The correlation matrix is a square matrix where each cell represents the correlation coefficient between two variables. The correlation coefficient measures the linear relationship between two variables and ranges from -1 to 1. A positive value indicates a positive correlation, a negative value indicates a negative correlation, and a value close to zero suggests a weak or no correlation.
This led me to conduct hypothesis testing:
H0 = There is evidence of significant correlation between Logged GDP per capita and Mean infection rate
H1 = There is no correlation between Logged GDP per capital and Mean Infection rate
Since the scatter plot is randomly distributed, there is no evident relationship between Logged GDP per capita and the Mean Infection Rates and hence we reject the null hypothesis
My next thought was to study the relationship between social support and the max infection in a country in 2021. Hence, the next hypothesis test is:
H0 = There is no correlation between social support and max covid infection
H1= There is significant correlation between social support and max covid infection
The above scatter plot shows an extremely weak positive correlation between social support and max infection rate. This is not enough to tell if developed countries were worse affected during the pandemic. Thus, we fail to reject the null hypothesis
The below graph shows the top 20 countries with the highest social support and the corresponding mean infection rates.
This graph also proves our previous theory that we cannot tell if developed countries were infected more than underdeveloped or developing countries during the pandemic.

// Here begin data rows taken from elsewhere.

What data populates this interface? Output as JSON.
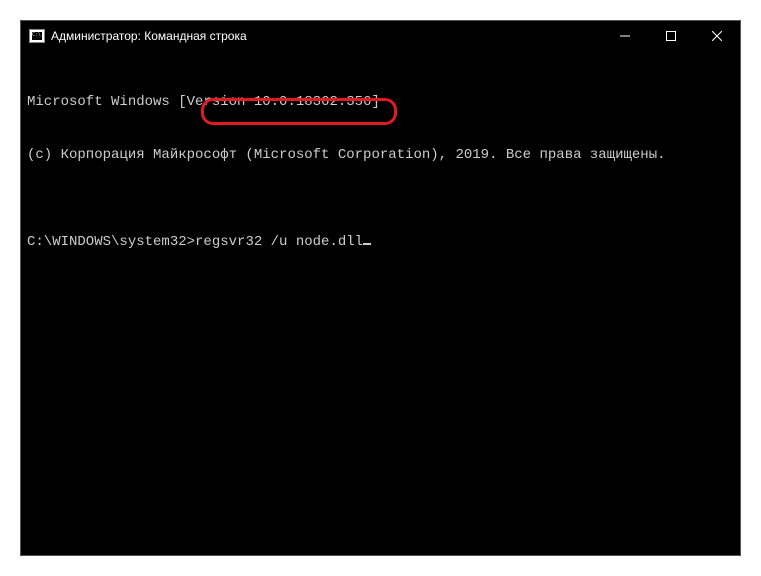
{
  "titlebar": {
    "title": "Администратор: Командная строка"
  },
  "terminal": {
    "line1": "Microsoft Windows [Version 10.0.18362.356]",
    "line2": "(c) Корпорация Майкрософт (Microsoft Corporation), 2019. Все права защищены.",
    "blank": "",
    "prompt": "C:\\WINDOWS\\system32>",
    "command": "regsvr32 /u node.dll"
  }
}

Next, I studied two other variables that are healthy life expectancy and mean/max infection rate. I created scatter plots which show no correlation between the two variables
In order to confirm my analysis, I created a heat map and formed the following hypothesis:
H0 = There is evidence of significant correlation between healthy life expectancy and mean/max infections
H1 = There is no correlation between the variables
Interpreting the heatmaps involves understanding the correlation between variables. The correlation values in the heatmap range from -1 to 1, where:
A value of 1 indicates a strong positive correlation, meaning the variables increase or decrease together. A value of -1 indicates a strong negative correlation, meaning one variable increases while the other decreases. A value close to 0 indicates a weak or no correlation, meaning the variables are not strongly related.

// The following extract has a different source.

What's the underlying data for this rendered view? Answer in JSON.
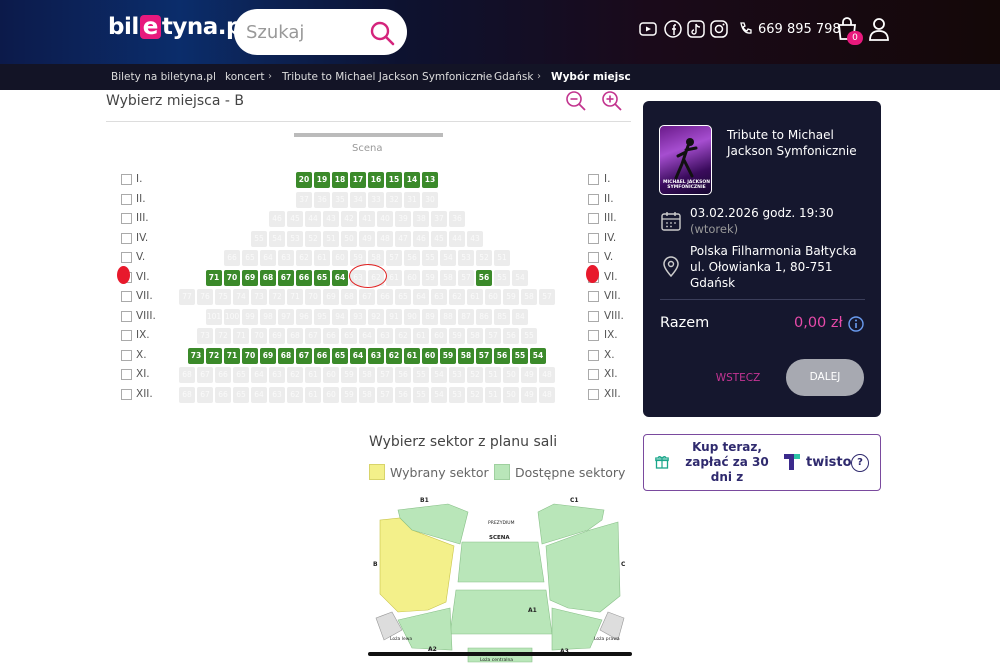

The correlation between life expectancy and mean infections is not extremely strong, indicating that other factors may also influence the mean infection rate. The correlation between max infection rates and life expectancy is not extremely strong either, indicating that other factors may also contribute to the maximum infection rates.
Thus, we reject the null hypothesis
Conclusion
Keeping in mind that correlation does not imply causation. While these heatmaps and scatter plots show the relationship between variables, they do not establish a cause-and-effect relationship. Other factors and confounding variables may be influencing the relationship observed in the plots.